4. Another federal judge has decided he is in charge of immigration enforcement and stops President Trump from enforcing new asylum rules while the border patrol had to close a border entry point yesterday
— A federal judge says the Trump administration can no longer deny asylum to migrants who illegally cross the southern border. The judge added, “[H]e may not rewrite the immigration laws to impose a condition that Congress has expressly forbidden” while the previous president’s DACA decision still stands.
— Democrats are also raising concerns about an email conversation between Trump administration officials wondering if the administration will share census information with other agencies, making it less likely that illegals will fill out the census.
3. The Southern Poverty Law Center thinks Alabama shouldn’t be able to use unpaid traffic tickets to suspend licenses — They already want bail ended
— The SPLC wants to block Alabama Law Enforcement Agency from suspending driver’s licenses of drivers with unpaid parking tickets, leaving the tickets unpaid and without penalty for not paying them.
— The lawless argument the SPLC is making here is basically that people shouldn’t have to pay the penalties for the offenses they commit, which is similar to their argument that bail is illegal.
2. Failed gubernatorial candidate Walt Maddox gifts himself a participation trophy for getting 20,000 more votes than Senator Doug Jones and still losing
— In what millennials would call a “weird flex,” Tuscaloosa’s mayor decided to take to Twitter and post an infographic laying out how his loss to Governor Kay Ivey in early November was a really some symbolic victory.
— Maddox cited his 20,000 more votes than Sen, Doug Jones (D-Mountain Brook) got in 2017, claimed he had enough votes to win any other gubernatorial election since 2018 and surpassed his expected vote total and his number of donors.

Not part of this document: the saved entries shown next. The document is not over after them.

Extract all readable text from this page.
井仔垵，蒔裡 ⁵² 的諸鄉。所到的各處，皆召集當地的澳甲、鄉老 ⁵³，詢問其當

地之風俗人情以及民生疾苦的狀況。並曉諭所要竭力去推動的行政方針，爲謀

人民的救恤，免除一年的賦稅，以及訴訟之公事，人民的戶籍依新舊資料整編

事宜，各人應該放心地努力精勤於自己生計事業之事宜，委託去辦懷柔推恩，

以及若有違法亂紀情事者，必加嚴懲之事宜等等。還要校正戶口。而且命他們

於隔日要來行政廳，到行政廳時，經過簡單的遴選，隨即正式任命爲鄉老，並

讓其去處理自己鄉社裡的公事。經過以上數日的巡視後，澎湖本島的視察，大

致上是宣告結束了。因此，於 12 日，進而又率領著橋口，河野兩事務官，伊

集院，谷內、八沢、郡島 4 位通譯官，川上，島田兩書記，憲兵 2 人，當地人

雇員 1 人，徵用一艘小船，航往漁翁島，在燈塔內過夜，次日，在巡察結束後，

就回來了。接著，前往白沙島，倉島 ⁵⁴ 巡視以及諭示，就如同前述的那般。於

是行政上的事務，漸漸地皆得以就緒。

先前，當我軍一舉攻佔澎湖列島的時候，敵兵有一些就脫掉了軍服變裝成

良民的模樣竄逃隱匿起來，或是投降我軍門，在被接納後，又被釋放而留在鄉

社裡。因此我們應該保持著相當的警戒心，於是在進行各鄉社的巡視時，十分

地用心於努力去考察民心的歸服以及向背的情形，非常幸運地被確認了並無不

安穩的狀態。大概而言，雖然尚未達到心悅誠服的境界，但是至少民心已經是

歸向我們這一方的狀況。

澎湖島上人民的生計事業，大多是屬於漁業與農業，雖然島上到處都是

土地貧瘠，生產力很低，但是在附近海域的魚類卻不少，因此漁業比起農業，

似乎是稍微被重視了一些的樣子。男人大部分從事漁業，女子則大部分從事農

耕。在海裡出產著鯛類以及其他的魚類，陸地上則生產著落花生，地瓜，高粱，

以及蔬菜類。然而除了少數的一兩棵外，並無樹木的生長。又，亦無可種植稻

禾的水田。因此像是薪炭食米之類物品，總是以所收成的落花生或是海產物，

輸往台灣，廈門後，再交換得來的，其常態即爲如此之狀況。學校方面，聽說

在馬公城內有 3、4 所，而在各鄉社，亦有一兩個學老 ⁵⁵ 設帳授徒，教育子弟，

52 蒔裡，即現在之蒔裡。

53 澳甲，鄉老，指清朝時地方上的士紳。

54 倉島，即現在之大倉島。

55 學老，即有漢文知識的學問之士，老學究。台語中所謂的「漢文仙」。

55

But he still lost by 300,000+ vote.
1. Alabama’s Attorney General fires/accepts the resignation of controversial prosecutor Matt Hart
— Matt Hart, the deputy attorney general of Alabama who led the Special Prosecutions Division, left his position on Monday. Hart has a series of high-profile government corruption convictions under his belt.
— Hart oversaw the convictions of former Alabama Speaker of the House Mike Hubbard, the deal that saw Governor Robert Bentley resign and numerous other high-profile cases, but his tactics have been questioned repeatedly and many have alleged there is something more to this move than meets the eye.